Selanik’te açılan polis okulunun, kısa bir zaman içinde öncelikli olarak, Rumeli vilayetlerinde görev yapan polis amirlerinin ve bilahare polis memurlarının eğitilmesini sağlaması ve eğitime tabi tutulan polislerle eğitim tabi tutulmayan polislerin arasındaki farkın bariz biçimde görülmesi neticesinde, Başkent İstanbul’da da bu gibi bir polis okulunun açılması seslendirilmeye başlandı.

Yapılan çalışmalar sonucunda, İkinci Meşrutiyetin ilan edilmesini takiben 1325 tarihinde, Dersaadet Polis Mektebi adıyla bir polis okulu açıldı.[15] Polis okulu, yer temin edilmeden açıldığından dolayı, bir müddet yer arandı. Yapılan çalışmalar sonucunda, 01 Temmuz 1325 tarihinde, Çırağan Sarayı Mabeyn Dairesinde eğitim-öğretime başladı.[16]

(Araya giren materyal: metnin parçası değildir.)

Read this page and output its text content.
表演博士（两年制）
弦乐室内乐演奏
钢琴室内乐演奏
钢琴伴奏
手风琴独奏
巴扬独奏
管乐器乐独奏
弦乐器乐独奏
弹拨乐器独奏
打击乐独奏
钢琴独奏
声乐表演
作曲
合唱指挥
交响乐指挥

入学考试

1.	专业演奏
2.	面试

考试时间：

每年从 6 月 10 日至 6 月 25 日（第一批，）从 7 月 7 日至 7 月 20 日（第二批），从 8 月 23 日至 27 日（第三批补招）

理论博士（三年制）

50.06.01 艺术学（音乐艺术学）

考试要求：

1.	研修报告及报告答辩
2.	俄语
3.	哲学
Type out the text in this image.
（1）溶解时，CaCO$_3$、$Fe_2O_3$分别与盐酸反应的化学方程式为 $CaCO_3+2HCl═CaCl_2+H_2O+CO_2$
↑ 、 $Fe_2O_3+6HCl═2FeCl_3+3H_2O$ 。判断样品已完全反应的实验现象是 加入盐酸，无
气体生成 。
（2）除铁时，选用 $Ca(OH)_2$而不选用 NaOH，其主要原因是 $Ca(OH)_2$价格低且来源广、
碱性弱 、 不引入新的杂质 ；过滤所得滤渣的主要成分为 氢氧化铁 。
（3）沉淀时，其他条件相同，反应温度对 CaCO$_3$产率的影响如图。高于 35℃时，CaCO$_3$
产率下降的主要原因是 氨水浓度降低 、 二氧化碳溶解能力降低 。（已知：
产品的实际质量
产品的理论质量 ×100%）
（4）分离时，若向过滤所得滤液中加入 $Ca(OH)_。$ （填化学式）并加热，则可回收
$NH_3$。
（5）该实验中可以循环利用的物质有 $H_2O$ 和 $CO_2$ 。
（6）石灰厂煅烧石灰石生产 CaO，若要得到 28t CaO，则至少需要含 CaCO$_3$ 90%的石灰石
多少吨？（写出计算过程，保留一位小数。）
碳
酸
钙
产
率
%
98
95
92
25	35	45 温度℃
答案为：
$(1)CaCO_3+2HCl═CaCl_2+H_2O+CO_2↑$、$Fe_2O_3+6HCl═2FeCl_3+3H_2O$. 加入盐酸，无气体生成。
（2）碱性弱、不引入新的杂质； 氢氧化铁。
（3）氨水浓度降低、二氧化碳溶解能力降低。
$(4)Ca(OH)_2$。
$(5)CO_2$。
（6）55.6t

Polis okulunun açılmasında önemli hizmetleri görülen İbrahim Feridun Efendi, bahse konu polis okulunda, Terbiye ve Malumatı Meslekiye derslerini vermeye başladı. Bu göreve, 11 Mayıs 1325 tarihi itibariyle atandı. Birinci Ordu emrinde Mülazımı Evvel rütbesiyle görev yapmakta iken, hazırlanan bir kararname ile 01 Kânunusani 1326 tarihinde polis zabitliği görevine ataması yapıldı.[17]

Dersaadet Polis Mektebinde öncelikli olarak İstanbul Polis Müdürlüğü emrinde görev yapan amir ve memurlar eğitime tabi tutuldu. Polis müdüriyetinde görev yapanların eğitime tabi tutulmasından sonra, mesleğe ilk alınacaklarla, taşra şehirlerinde görevli polislerin eğitilmesine de ağırlık verildi. Avrupa kıtasındaki Osmanlı topraklarının dışında kalan, Anadolu ve diğer Osmanlı topraklarında görev yapan polislerin Dersaadet Polis Mektebinde eğitilmeleri hususunda, teşkilata katılan yeni çalışanlar sebebiyle, aksaklıklar oluşmaya başladı.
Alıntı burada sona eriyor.